---
id: "concept-extended-reality"
type: "concept"
source_timestamps: ["¶6", "¶7", "§ Three Forces Reshaping Everything"]
tags: ["extended-reality", "spatial-computing", "immersive-learning"]
related: ["concept-virtual-reality-training", "concept-augmented-reality-training", "concept-mixed-reality-training", "framework-xr-modality-selection", "concept-emotional-activation"]
definition: "The umbrella term for immersive spatial-computing technologies — VR, AR, and MR — used to deliver embodied workforce training."
sources: ["reskilling"]
sourceVaultSlug: "hbr-seg-reskilling"
originDay: 10
articleStem: "hbr-edu-33-new-tools-workforce-training"
sourceUrl: "https://hbr.org/2025/12/the-new-tools-that-can-improve-workforce-training"
sourceTitle: "The New Tools That Can Improve Workforce Training"
---
# Extended Reality (XR) — The Umbrella Category

## Extended Reality (XR) — The Umbrella Category

**Extended Reality (XR)** is the umbrella term the source uses for the family of immersive spatial-computing technologies deployed in workforce training. It spans three modalities that sit on a continuum from fully virtual to fully physical:

- [[concept-virtual-reality-training|Virtual Reality (VR)]] — fully immersive digital environments; isolates the user from the physical world.
- [[concept-augmented-reality-training|Augmented Reality (AR)]] — digital information overlaid onto the real environment.
- [[concept-mixed-reality-training|Mixed Reality (MR)]] — manipulatable virtual objects anchored in real-world space, blending VR and AR.

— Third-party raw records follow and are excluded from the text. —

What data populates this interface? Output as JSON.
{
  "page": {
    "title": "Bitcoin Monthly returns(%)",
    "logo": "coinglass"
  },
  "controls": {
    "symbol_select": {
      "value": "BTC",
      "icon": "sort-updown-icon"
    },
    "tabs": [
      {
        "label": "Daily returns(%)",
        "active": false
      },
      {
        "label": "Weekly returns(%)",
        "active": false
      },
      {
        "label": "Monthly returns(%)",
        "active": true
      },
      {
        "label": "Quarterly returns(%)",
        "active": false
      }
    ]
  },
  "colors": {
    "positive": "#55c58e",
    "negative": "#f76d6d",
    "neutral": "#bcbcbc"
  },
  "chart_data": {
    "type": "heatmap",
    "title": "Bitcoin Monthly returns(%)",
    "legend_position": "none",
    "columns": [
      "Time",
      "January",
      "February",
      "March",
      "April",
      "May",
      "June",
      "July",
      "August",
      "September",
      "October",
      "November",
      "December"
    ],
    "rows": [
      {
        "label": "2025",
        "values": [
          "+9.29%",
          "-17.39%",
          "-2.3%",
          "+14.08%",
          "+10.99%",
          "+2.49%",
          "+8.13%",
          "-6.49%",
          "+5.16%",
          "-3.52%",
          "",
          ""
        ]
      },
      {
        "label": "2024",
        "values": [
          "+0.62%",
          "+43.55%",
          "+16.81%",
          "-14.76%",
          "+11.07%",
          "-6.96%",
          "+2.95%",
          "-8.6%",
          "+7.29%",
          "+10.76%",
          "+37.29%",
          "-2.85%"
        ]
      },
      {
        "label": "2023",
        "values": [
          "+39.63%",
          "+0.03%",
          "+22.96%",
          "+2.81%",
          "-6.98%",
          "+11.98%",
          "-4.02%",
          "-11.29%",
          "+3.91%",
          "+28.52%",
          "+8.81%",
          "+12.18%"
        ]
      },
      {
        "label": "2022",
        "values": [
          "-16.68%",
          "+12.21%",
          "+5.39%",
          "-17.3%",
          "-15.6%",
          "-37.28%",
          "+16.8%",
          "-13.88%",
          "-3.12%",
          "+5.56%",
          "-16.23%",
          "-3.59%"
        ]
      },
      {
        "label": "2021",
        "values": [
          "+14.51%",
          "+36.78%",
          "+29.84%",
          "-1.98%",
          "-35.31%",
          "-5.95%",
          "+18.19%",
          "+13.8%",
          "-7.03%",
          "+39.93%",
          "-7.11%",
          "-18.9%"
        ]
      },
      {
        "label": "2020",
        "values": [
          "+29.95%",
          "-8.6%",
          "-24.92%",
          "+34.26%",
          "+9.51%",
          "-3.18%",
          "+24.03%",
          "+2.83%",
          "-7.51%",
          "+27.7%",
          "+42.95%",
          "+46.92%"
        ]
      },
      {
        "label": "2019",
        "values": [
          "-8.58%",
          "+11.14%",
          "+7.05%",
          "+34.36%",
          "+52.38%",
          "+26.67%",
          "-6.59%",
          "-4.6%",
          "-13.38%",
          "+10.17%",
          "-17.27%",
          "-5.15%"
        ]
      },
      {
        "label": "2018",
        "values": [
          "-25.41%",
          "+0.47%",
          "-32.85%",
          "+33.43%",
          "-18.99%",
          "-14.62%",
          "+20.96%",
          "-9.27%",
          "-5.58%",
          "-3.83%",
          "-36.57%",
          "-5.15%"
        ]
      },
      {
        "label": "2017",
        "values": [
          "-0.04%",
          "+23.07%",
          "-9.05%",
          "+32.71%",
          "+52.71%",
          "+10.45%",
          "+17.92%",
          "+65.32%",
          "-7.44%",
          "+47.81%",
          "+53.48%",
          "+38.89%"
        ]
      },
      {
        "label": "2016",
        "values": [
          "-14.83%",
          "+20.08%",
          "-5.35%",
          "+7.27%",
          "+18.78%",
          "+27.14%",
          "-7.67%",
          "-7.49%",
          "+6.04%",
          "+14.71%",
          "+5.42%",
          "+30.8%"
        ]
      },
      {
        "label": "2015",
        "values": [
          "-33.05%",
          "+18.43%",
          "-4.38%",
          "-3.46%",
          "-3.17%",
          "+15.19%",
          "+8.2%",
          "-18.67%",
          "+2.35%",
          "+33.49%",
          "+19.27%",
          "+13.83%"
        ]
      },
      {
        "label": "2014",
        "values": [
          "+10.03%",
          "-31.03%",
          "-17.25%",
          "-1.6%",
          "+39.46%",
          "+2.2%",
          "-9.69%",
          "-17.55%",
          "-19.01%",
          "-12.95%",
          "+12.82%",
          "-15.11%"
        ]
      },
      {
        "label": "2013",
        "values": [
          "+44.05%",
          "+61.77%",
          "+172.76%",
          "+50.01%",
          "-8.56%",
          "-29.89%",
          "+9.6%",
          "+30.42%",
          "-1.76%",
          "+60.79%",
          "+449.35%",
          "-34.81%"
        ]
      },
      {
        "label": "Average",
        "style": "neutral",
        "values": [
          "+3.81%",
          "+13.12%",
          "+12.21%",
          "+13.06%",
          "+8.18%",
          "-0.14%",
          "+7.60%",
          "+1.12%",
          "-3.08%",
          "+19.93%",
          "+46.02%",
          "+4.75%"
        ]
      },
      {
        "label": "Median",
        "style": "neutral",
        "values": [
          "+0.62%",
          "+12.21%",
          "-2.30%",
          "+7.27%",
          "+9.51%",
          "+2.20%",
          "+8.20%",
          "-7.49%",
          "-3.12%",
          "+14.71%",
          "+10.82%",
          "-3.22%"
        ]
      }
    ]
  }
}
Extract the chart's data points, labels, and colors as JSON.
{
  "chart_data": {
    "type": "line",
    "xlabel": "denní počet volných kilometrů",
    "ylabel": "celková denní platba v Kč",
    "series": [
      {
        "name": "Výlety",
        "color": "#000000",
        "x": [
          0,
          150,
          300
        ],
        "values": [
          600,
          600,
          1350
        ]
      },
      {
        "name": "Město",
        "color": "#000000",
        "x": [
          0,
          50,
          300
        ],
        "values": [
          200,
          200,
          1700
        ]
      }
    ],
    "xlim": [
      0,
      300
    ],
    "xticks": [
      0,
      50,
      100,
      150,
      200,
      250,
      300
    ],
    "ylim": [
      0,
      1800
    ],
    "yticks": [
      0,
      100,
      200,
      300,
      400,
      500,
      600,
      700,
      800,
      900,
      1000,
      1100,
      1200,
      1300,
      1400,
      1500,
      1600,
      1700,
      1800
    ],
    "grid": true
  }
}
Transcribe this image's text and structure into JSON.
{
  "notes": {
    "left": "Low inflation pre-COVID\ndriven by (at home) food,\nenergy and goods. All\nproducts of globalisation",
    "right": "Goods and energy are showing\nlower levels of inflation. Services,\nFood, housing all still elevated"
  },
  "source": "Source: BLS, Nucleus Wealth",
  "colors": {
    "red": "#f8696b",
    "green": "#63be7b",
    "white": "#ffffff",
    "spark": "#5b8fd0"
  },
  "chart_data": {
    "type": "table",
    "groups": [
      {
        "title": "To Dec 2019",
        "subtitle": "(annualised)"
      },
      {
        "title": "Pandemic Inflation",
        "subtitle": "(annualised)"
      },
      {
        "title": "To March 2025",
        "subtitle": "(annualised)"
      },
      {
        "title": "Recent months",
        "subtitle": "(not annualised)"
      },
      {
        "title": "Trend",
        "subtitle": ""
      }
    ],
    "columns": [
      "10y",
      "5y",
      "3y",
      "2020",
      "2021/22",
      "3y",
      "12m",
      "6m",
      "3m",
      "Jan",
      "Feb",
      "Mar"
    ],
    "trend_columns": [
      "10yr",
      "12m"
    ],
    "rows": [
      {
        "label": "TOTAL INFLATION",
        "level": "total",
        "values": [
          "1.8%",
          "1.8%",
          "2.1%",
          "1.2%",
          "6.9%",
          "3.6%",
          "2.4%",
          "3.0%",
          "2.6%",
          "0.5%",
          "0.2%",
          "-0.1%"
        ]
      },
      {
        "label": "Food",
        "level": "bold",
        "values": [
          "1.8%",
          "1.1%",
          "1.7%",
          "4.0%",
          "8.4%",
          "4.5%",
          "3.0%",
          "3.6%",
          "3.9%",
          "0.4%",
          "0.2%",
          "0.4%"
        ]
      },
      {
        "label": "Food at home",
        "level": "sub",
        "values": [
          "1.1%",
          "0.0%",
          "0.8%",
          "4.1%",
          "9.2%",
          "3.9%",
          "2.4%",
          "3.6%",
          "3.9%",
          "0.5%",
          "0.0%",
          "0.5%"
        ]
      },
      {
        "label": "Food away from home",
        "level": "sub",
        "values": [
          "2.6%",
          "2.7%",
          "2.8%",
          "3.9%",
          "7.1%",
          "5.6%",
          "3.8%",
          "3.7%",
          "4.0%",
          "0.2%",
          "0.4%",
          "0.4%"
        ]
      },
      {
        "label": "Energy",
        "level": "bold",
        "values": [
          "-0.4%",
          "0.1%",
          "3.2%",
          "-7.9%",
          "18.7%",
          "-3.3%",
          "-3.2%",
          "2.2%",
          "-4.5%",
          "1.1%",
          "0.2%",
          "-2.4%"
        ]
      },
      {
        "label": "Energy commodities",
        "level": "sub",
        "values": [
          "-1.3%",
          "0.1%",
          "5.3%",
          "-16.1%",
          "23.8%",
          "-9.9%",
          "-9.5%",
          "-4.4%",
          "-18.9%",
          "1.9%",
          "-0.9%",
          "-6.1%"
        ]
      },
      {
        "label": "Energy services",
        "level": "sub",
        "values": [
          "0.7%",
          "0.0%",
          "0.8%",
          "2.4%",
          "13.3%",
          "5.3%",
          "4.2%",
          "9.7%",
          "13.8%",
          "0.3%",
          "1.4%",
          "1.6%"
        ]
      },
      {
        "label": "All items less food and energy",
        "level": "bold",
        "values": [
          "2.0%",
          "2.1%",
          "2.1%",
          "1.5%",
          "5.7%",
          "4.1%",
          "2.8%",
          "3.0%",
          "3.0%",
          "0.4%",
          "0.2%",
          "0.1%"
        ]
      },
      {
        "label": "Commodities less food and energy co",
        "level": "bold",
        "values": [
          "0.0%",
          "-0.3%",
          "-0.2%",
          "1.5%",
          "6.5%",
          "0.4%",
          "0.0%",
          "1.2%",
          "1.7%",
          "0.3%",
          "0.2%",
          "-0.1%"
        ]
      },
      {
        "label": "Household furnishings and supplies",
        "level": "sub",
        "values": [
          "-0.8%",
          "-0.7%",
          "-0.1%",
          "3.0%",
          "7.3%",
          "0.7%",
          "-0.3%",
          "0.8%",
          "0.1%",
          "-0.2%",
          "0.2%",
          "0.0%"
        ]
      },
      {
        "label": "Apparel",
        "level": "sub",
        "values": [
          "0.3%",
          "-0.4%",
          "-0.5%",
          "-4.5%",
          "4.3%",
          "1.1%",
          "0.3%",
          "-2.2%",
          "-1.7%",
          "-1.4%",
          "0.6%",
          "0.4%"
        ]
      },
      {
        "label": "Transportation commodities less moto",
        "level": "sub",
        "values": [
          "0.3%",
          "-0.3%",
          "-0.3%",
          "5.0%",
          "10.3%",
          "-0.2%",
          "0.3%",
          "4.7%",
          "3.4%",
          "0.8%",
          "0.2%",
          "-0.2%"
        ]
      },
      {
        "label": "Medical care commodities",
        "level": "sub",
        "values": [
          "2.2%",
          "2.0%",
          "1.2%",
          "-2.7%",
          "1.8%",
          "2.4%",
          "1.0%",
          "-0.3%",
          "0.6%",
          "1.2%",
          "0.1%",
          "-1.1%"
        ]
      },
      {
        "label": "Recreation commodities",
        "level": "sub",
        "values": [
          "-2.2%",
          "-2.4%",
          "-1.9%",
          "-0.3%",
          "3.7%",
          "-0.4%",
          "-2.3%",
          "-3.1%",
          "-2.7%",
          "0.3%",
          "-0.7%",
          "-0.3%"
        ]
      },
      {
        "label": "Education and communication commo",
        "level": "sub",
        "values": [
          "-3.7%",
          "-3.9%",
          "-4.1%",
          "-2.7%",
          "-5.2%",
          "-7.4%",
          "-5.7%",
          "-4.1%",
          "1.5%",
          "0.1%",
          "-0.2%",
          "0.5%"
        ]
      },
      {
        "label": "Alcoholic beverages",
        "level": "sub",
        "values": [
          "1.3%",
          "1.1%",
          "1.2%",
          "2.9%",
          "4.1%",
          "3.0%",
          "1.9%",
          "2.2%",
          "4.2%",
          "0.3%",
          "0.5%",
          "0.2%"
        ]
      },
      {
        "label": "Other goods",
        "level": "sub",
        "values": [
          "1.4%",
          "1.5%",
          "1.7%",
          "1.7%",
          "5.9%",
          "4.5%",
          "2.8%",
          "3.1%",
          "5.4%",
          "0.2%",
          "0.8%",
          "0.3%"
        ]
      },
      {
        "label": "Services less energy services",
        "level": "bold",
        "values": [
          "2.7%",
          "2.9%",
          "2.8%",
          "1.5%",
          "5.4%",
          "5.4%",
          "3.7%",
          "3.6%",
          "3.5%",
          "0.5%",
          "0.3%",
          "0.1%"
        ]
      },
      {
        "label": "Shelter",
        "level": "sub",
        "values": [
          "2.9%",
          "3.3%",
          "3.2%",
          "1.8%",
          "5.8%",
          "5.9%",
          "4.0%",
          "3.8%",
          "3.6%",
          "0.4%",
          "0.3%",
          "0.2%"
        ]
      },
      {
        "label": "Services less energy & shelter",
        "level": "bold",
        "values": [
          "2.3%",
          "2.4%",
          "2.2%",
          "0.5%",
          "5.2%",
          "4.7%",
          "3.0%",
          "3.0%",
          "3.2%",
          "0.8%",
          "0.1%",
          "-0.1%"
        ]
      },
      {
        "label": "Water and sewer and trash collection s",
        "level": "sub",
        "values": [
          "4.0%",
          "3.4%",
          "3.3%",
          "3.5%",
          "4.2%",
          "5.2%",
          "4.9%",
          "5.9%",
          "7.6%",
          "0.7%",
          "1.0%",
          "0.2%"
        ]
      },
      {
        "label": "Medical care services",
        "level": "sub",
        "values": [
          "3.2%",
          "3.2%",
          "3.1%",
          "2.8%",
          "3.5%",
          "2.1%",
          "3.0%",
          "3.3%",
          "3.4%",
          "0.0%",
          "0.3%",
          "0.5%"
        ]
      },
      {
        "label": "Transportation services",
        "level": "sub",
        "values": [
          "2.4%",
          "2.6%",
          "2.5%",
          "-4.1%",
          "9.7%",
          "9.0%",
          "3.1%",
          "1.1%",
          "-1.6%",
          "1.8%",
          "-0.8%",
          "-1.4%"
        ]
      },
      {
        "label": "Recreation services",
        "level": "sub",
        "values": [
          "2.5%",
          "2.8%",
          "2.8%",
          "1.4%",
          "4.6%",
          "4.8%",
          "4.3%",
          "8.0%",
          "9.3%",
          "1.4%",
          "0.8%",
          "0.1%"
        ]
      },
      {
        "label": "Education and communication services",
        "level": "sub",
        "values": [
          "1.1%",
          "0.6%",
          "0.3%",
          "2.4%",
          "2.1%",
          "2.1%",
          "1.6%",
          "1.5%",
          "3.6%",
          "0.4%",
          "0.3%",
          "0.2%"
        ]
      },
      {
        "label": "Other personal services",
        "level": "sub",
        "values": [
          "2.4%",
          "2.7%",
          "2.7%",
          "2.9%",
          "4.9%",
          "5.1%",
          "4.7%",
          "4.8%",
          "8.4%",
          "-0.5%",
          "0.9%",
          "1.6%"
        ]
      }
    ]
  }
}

What unifies them for training purposes is [[concept-emotional-activation|emotional activation]]: immersive, embodied experience that encodes learning as durable memory rather than passively-absorbed information. The author's practical thesis is that each modality is optimal for a *different* skill class, which is formalized in the [[framework-xr-modality-selection|XR Modality Selection Matrix]].

The source frames XR as one of "three forces reshaping everything" (alongside falling hardware costs and the AI skills crisis) and argues the economics have inverted so that XR gear now costs less than an office chair (see [[claim-vr-cost-at-scale]]).

**Known limits (author-acknowledged):** XR still faces motion sensitivity and fatigue from poorly designed experiences — see [[question-xr-fatigue]] — and bespoke content-creation costs remain a real constraint, see [[question-content-creation-costs]].